Mit der nunmehr erneut erhobenen Klage beantragt der Kläger festzustellen, daß die Beschlüsse des Ehrenrats vom 7. Juni/4. Juli 1963 und des Verwaltungsausschusses vom 22. November/5. Dezember 1963 unwirksam seien und er weiter dem beklagten Verein angehöre. Das Landgericht hat diesen Anträgen stattgegeben. Das Kammergericht hat die Klage abgewiesen und die Revision zugelassen. Mit der Revision, die der Beklagte zurückzuweisen beantragt, erstrebt der Kläger die Wiederherstellung des landgerichtlichen Urteils.
Entscheidungsgründe
Das Berufungsurteil kann nach dem derzeitigen Prozeßstand nicht aufrechterhalten werden.
I.
Die Revision vertritt in erster Linie die Ansicht, der Klage müsse ohne weiteres stattgegeben werden, weil das Ausschlußverfahren durch den im Vorprozeß abgeschlossenen Vergleich endgültig zugunsten des Klägers erledigt worden und der beklagte Verein deshalb gehindert gewesen sei, sich erneut auf den Ehrenratsbeschluß zu berufen und diesen durch den Verwaltungsausschuß zu bestätigen.
Damit kann sie nicht gehört werden.

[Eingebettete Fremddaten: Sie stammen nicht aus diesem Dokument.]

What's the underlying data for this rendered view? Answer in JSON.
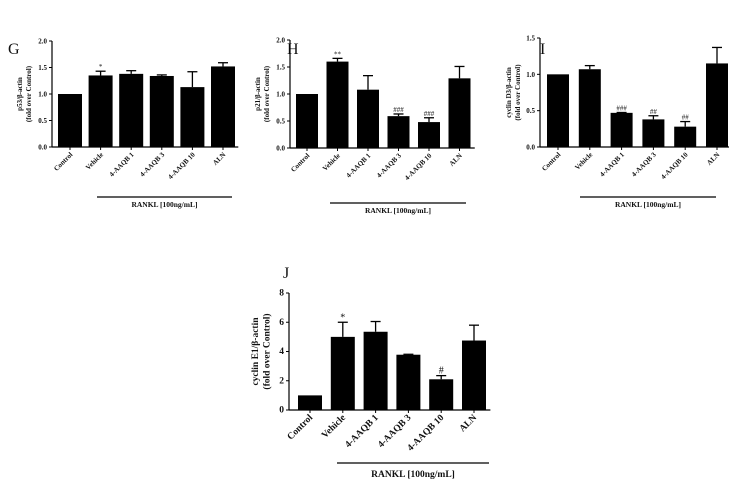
{
  "chart_data": [
    {
      "type": "bar",
      "panel": "G",
      "ylabel": [
        "p53/β-actin",
        "(fold over Control)"
      ],
      "categories": [
        "Control",
        "Vehicle",
        "4-AAQB 1",
        "4-AAQB 3",
        "4-AAQB 10",
        "ALN"
      ],
      "values": [
        1.0,
        1.35,
        1.38,
        1.34,
        1.13,
        1.52
      ],
      "errors": [
        0,
        0.08,
        0.06,
        0.02,
        0.29,
        0.07
      ],
      "annotations": [
        "",
        "*",
        "",
        "",
        "",
        ""
      ],
      "yticks": [
        "0.0",
        "0.5",
        "1.0",
        "1.5",
        "2.0"
      ],
      "ylim": [
        0,
        2.0
      ],
      "group_label": "RANKL [100ng/mL]",
      "bar_color": "#000000"
    },
    {
      "type": "bar",
      "panel": "H",
      "ylabel": [
        "p21/β-actin",
        "(fold over Control)"
      ],
      "categories": [
        "Control",
        "Vehicle",
        "4-AAQB 1",
        "4-AAQB 3",
        "4-AAQB 10",
        "ALN"
      ],
      "values": [
        1.0,
        1.6,
        1.08,
        0.59,
        0.48,
        1.29
      ],
      "errors": [
        0,
        0.06,
        0.26,
        0.04,
        0.08,
        0.22
      ],
      "annotations": [
        "",
        "**",
        "",
        "###",
        "###",
        ""
      ],
      "yticks": [
        "0.0",
        "0.5",
        "1.0",
        "1.5",
        "2.0"
      ],
      "ylim": [
        0,
        2.0
      ],
      "group_label": "RANKL [100ng/mL]",
      "bar_color": "#000000"
    },
    {
      "type": "bar",
      "panel": "I",
      "ylabel": [
        "cyclin D3/β-actin",
        "(fold over Control)"
      ],
      "categories": [
        "Control",
        "Vehicle",
        "4-AAQB 1",
        "4-AAQB 3",
        "4-AAQB 10",
        "ALN"
      ],
      "values": [
        1.0,
        1.07,
        0.47,
        0.38,
        0.28,
        1.15
      ],
      "errors": [
        0,
        0.05,
        0.005,
        0.05,
        0.07,
        0.22
      ],
      "annotations": [
        "",
        "",
        "###",
        "##",
        "##",
        ""
      ],
      "yticks": [
        "0.0",
        "0.5",
        "1.0",
        "1.5"
      ],
      "ylim": [
        0,
        1.5
      ],
      "group_label": "RANKL [100ng/mL]",
      "bar_color": "#000000"
    },
    {
      "type": "bar",
      "panel": "J",
      "ylabel": [
        "cyclin E1/β-actin",
        "(fold over Control)"
      ],
      "categories": [
        "Control",
        "Vehicle",
        "4-AAQB 1",
        "4-AAQB 3",
        "4-AAQB 10",
        "ALN"
      ],
      "values": [
        1.0,
        5.0,
        5.35,
        3.78,
        2.1,
        4.75
      ],
      "errors": [
        0,
        1.0,
        0.7,
        0.03,
        0.25,
        1.05
      ],
      "annotations": [
        "",
        "*",
        "",
        "",
        "#",
        ""
      ],
      "yticks": [
        "0",
        "2",
        "4",
        "6",
        "8"
      ],
      "ylim": [
        0,
        8
      ],
      "group_label": "RANKL [100ng/mL]",
      "bar_color": "#000000"
    }
  ]
}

Das Berufungsgericht hat festgestellt, für den Vergleichsabschluß seien (nur) die vom Kläger erhobenen triftigen formellen Bedenken gegen die Wirksamkeit der Entscheidung des Verwaltungsausschusses bestimmend gewesen. In dem Verhalten der Parteien und der Erklärung, ihre jeweiligen Rechtsstandpunkte wahren zu wollen, sei hinreichend der Wille zum Ausdruck gekommen, andere Streitpunkte nicht mit zu erfassen. Deshalb sei der Vergleich dahin auszulegen, mit ihm habe nur der Beschluß des Verwaltungsausschusses aus der Welt geschafft werden sollen.

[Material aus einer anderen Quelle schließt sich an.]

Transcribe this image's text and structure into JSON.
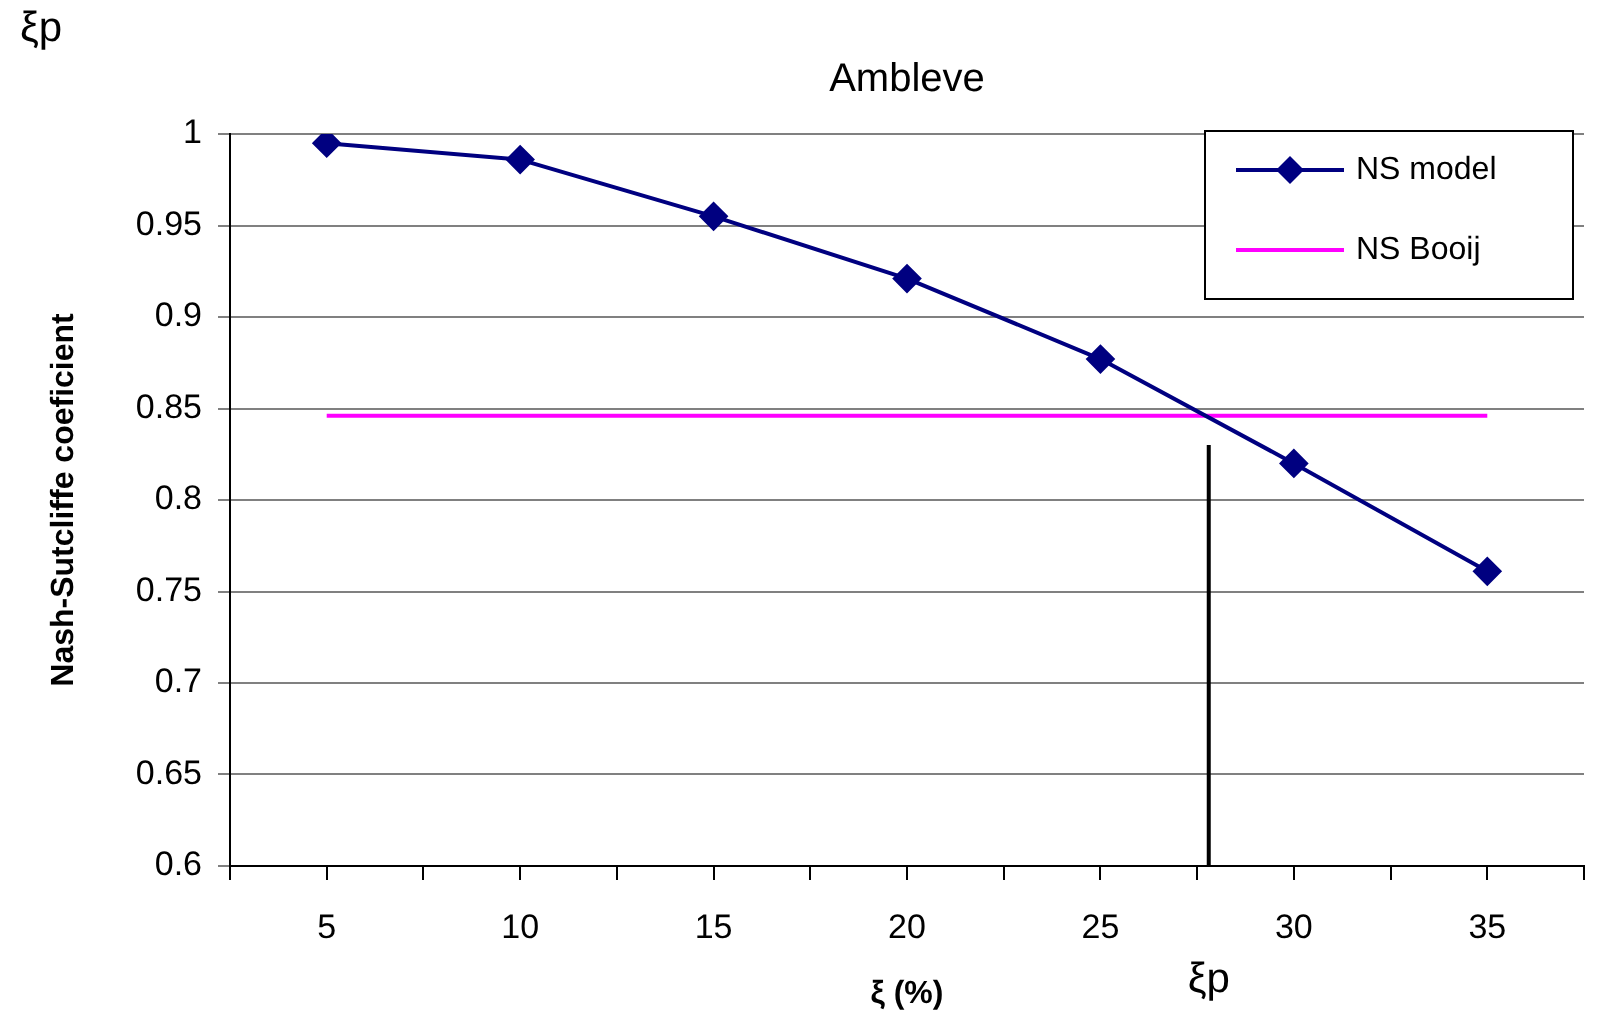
{
  "chart_data": {
    "type": "line",
    "title": "Ambleve",
    "xlabel": "ξ (%)",
    "ylabel": "Nash-Sutcliffe coeficient",
    "xlim": [
      2.5,
      37.5
    ],
    "xticks": [
      {
        "value": 2.5,
        "label": null
      },
      5,
      {
        "value": 7.5,
        "label": null
      },
      10,
      {
        "value": 12.5,
        "label": null
      },
      15,
      {
        "value": 17.5,
        "label": null
      },
      20,
      {
        "value": 22.5,
        "label": null
      },
      25,
      {
        "value": 27.5,
        "label": null
      },
      30,
      {
        "value": 32.5,
        "label": null
      },
      35,
      {
        "value": 37.5,
        "label": null
      }
    ],
    "ylim": [
      0.6,
      1
    ],
    "yticks": [
      0.6,
      0.65,
      0.7,
      0.75,
      0.8,
      0.85,
      0.9,
      0.95,
      1
    ],
    "grid": "y",
    "legend": "top right",
    "line_style": "solid",
    "series": [
      {
        "name": "NS model",
        "color": "#000080",
        "marker": "diamond",
        "x": [
          5,
          10,
          15,
          20,
          25,
          30,
          35
        ],
        "values": [
          0.995,
          0.986,
          0.955,
          0.921,
          0.877,
          0.82,
          0.761
        ]
      },
      {
        "name": "NS Booij",
        "color": "#ff00ff",
        "marker": "none",
        "x": [
          5,
          35
        ],
        "values": [
          0.846,
          0.846
        ]
      },
      {
        "color": "#000000",
        "marker": "none",
        "x": [
          27.8,
          27.8
        ],
        "values": [
          0.6,
          0.83
        ]
      }
    ],
    "annotations": [
      "ξp",
      {
        "text": "ξp",
        "x": 27.8,
        "y": 0.6
      }
    ]
  }
}
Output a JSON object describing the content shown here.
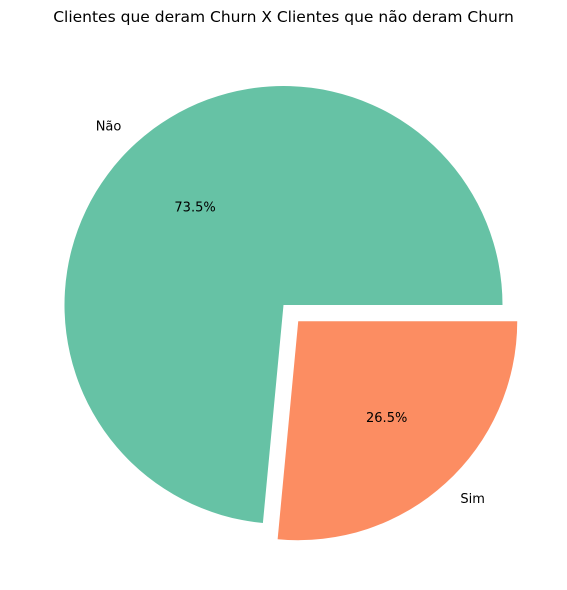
{
  "chart_data": {
    "type": "pie",
    "title": "Clientes que deram Churn X Clientes que não deram Churn",
    "labels": [
      "Não",
      "Sim"
    ],
    "values": [
      73.5,
      26.5
    ],
    "percent_labels": [
      "73.5%",
      "26.5%"
    ],
    "colors": [
      "#66c2a5",
      "#fc8d62"
    ],
    "exploded": [
      false,
      true
    ]
  }
}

An diese Auslegung ist das Revisionsgericht gebunden. Das bezweifelt die Revision zwar, weil es sich um einen Prozeßvergleich handele. Ein gerichtlicher Vergleich ist aber nur insoweit eine – revisionsgerichtlich frei nachprüfbare – Prozeßhandlung, als er den Rechtsstreit beendet.
Um diese Frage geht es hier nicht, sondern allein um die sachlichrechtliche Tragweite der im Vergleich enthaltenen Erklärungen. Diese ist nach den Regeln des bürgerlichen Rechts zu beurteilen und vom Revisionsgericht – wie jeder Individualvertrag – nur daraufhin nachprüfbar, ob das Berufungsgericht gegen anerkannte Auslegungsgrundsätze oder die Denkgesetze verstossen oder wesentlichen Auslegungsstoff nicht berücksichtigt hat. Solche Rechtsfehler hat die Revision nicht dargetan.
II.
Das Berufungsgericht hat das Ausschlußverfahren des Beklagten für satzungsgemäß gehalten und die hiergegen erhobenen Bedenken des Klägers verworfen. Hiergegen ist ebenfalls nichts einzuwenden.

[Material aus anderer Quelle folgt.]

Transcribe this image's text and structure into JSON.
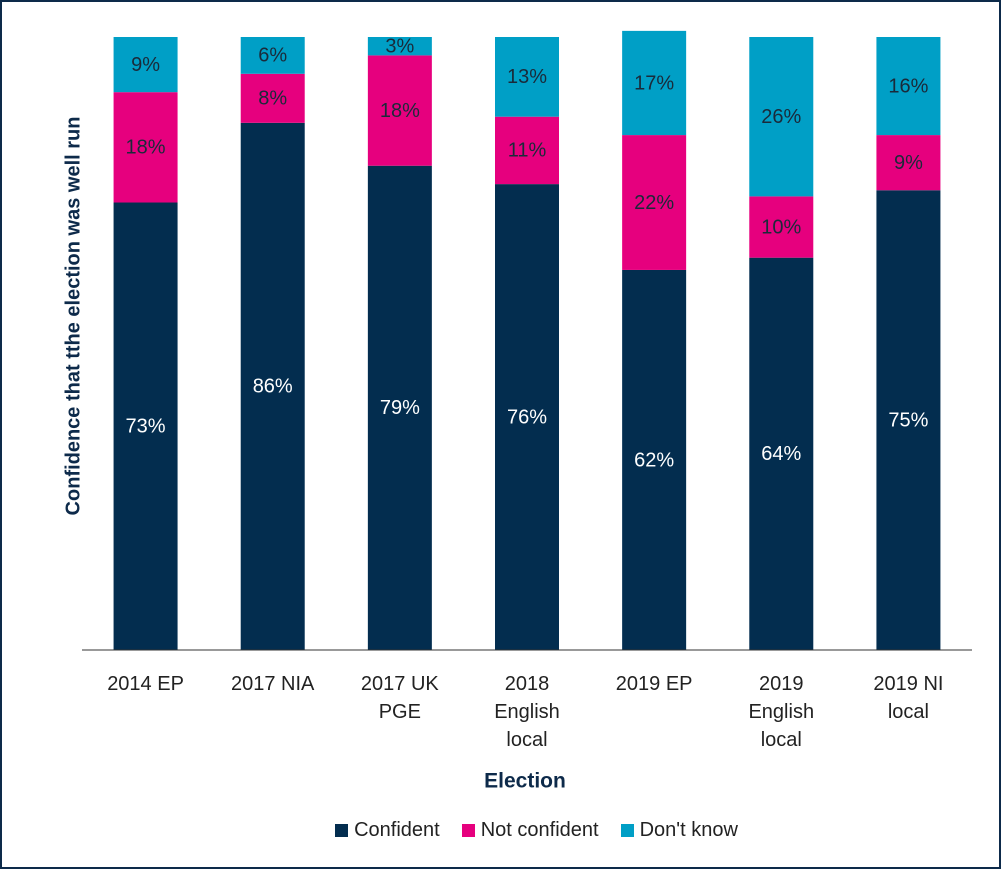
{
  "chart_data": {
    "type": "stacked-bar",
    "y_label": "Confidence that tthe election was well run",
    "x_label": "Election",
    "categories": [
      "2014 EP",
      "2017 NIA",
      "2017 UK PGE",
      "2018 English local",
      "2019 EP",
      "2019 English local",
      "2019 NI local"
    ],
    "series": [
      {
        "name": "Confident",
        "color": "#032d4f",
        "values": [
          73,
          86,
          79,
          76,
          62,
          64,
          75
        ],
        "value_labels": [
          "73%",
          "86%",
          "79%",
          "76%",
          "62%",
          "64%",
          "75%"
        ]
      },
      {
        "name": "Not confident",
        "color": "#e6007e",
        "values": [
          18,
          8,
          18,
          11,
          22,
          10,
          9
        ],
        "value_labels": [
          "18%",
          "8%",
          "18%",
          "11%",
          "22%",
          "10%",
          "9%"
        ]
      },
      {
        "name": "Don't know",
        "color": "#009fc6",
        "values": [
          9,
          6,
          3,
          13,
          17,
          26,
          16
        ],
        "value_labels": [
          "9%",
          "6%",
          "3%",
          "13%",
          "17%",
          "26%",
          "16%"
        ]
      }
    ],
    "ylim": [
      0,
      100
    ]
  }
}
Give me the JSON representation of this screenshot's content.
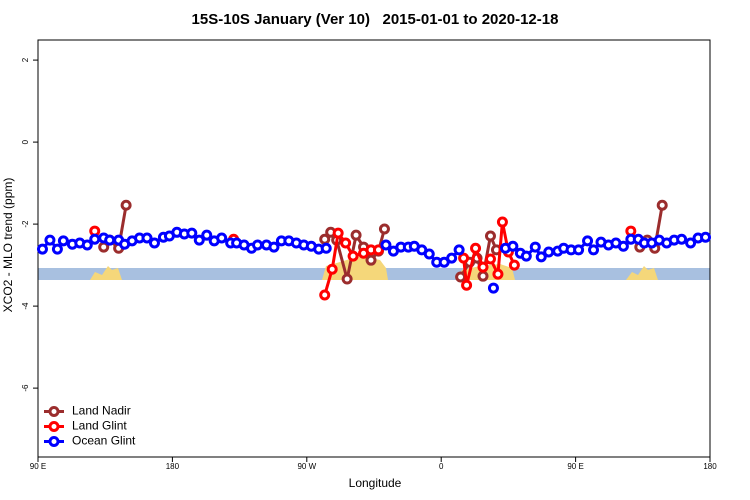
{
  "chart_data": {
    "type": "line",
    "title": "15S-10S January (Ver 10)   2015-01-01 to 2020-12-18",
    "x_label": "Longitude",
    "y_label": "XCO2 - MLO trend (ppm)",
    "xlim": [
      90,
      540
    ],
    "ylim": [
      -7.68,
      2.49
    ],
    "xticks": [
      {
        "value": 90,
        "label": "90 E"
      },
      {
        "value": 180,
        "label": "180"
      },
      {
        "value": 270,
        "label": "90 W"
      },
      {
        "value": 360,
        "label": "0"
      },
      {
        "value": 450,
        "label": "90 E"
      },
      {
        "value": 540,
        "label": "180"
      }
    ],
    "yticks": [
      2,
      0,
      -2,
      -4,
      -6
    ],
    "legend": "bottomleft",
    "series": [
      {
        "name": "Land Nadir",
        "color": "#9b2d2d",
        "x": [
          134,
          138,
          144,
          149,
          200,
          282,
          286,
          290,
          297,
          303,
          308,
          313,
          318,
          322,
          340,
          373,
          379,
          384,
          388,
          393,
          397,
          450,
          493,
          498,
          503,
          508
        ],
        "values": [
          -2.56,
          -2.39,
          -2.59,
          -1.54,
          null,
          -2.37,
          -2.2,
          -2.39,
          -3.34,
          -2.27,
          -2.56,
          -2.88,
          -2.66,
          -2.12,
          null,
          -3.29,
          -2.93,
          -2.83,
          -3.27,
          -2.29,
          -2.63,
          null,
          -2.56,
          -2.39,
          -2.59,
          -1.54
        ]
      },
      {
        "name": "Land Glint",
        "color": "#ff0000",
        "x": [
          128,
          170,
          221,
          250,
          282,
          287,
          291,
          296,
          301,
          308,
          313,
          318,
          340,
          375,
          377,
          383,
          388,
          393,
          398,
          401,
          405,
          409,
          450,
          487
        ],
        "values": [
          -2.17,
          null,
          -2.37,
          null,
          -3.73,
          -3.1,
          -2.22,
          -2.46,
          -2.78,
          -2.71,
          -2.63,
          -2.63,
          null,
          -2.83,
          -3.49,
          -2.59,
          -3.05,
          -2.85,
          -3.22,
          -1.95,
          -2.68,
          -3.0,
          null,
          -2.17
        ]
      },
      {
        "name": "Ocean Glint",
        "color": "#0000ff",
        "x": [
          93,
          98,
          103,
          107,
          113,
          118,
          123,
          128,
          134,
          138,
          144,
          148,
          153,
          158,
          163,
          168,
          174,
          178,
          183,
          188,
          193,
          198,
          203,
          208,
          213,
          219,
          223,
          228,
          233,
          237,
          243,
          248,
          253,
          258,
          263,
          268,
          273,
          278,
          283,
          300,
          323,
          328,
          333,
          338,
          342,
          347,
          352,
          357,
          362,
          367,
          372,
          380,
          395,
          399,
          403,
          408,
          413,
          417,
          423,
          427,
          432,
          438,
          442,
          447,
          452,
          458,
          462,
          467,
          472,
          477,
          482,
          487,
          492,
          496,
          501,
          506,
          511,
          516,
          521,
          527,
          532,
          537
        ],
        "values": [
          -2.61,
          -2.39,
          -2.61,
          -2.41,
          -2.49,
          -2.46,
          -2.51,
          -2.37,
          -2.34,
          -2.39,
          -2.39,
          -2.49,
          -2.41,
          -2.34,
          -2.34,
          -2.46,
          -2.32,
          -2.29,
          -2.2,
          -2.24,
          -2.22,
          -2.39,
          -2.27,
          -2.41,
          -2.34,
          -2.46,
          -2.46,
          -2.51,
          -2.59,
          -2.51,
          -2.51,
          -2.56,
          -2.41,
          -2.41,
          -2.46,
          -2.51,
          -2.54,
          -2.61,
          -2.59,
          null,
          -2.51,
          -2.66,
          -2.56,
          -2.56,
          -2.54,
          -2.63,
          -2.73,
          -2.93,
          -2.93,
          -2.83,
          -2.63,
          null,
          -3.56,
          null,
          -2.59,
          -2.54,
          -2.71,
          -2.78,
          -2.56,
          -2.8,
          -2.68,
          -2.66,
          -2.59,
          -2.63,
          -2.63,
          -2.41,
          -2.63,
          -2.44,
          -2.51,
          -2.46,
          -2.54,
          -2.37,
          -2.37,
          -2.46,
          -2.46,
          -2.39,
          -2.46,
          -2.39,
          -2.37,
          -2.46,
          -2.34,
          -2.32
        ]
      }
    ]
  }
}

1. Soweit sich der Kläger gegen die Berechtigung des Vorstands, den nach der Satzung erforderlichen Ausschließungsantrag zu stellen, gegen die ordnungsgemäße Zusammensetzung des antragstellenden Vorstands, gegen die Wirksamkeit des Antrages sowie gegen die ordnungsmäßige Besetzung des die Ausschließung beschließenden Ehrenrats und des Verwaltungsausschusses gewandt hat, beruht die Ansicht des Berufungsgerichts, die Angriffe seien unbegründet, im wesentlichen auf der Auslegung der Satzung. Diese Auslegung ist, da sie keinen Rechtsfehler enthält und die Satzung keinen über den Bezirk des Kammergerichts hinausgehenden Wirkungskreis hat, für den Senat bindend.
2. Mit Recht ist das Berufungsgericht auch der Ansicht entgegengetreten, daß das vereinsrechtliche Ausschlußverfahren weitgehend dem gerichtlichen Strafverfahren angepaßt sein müsse.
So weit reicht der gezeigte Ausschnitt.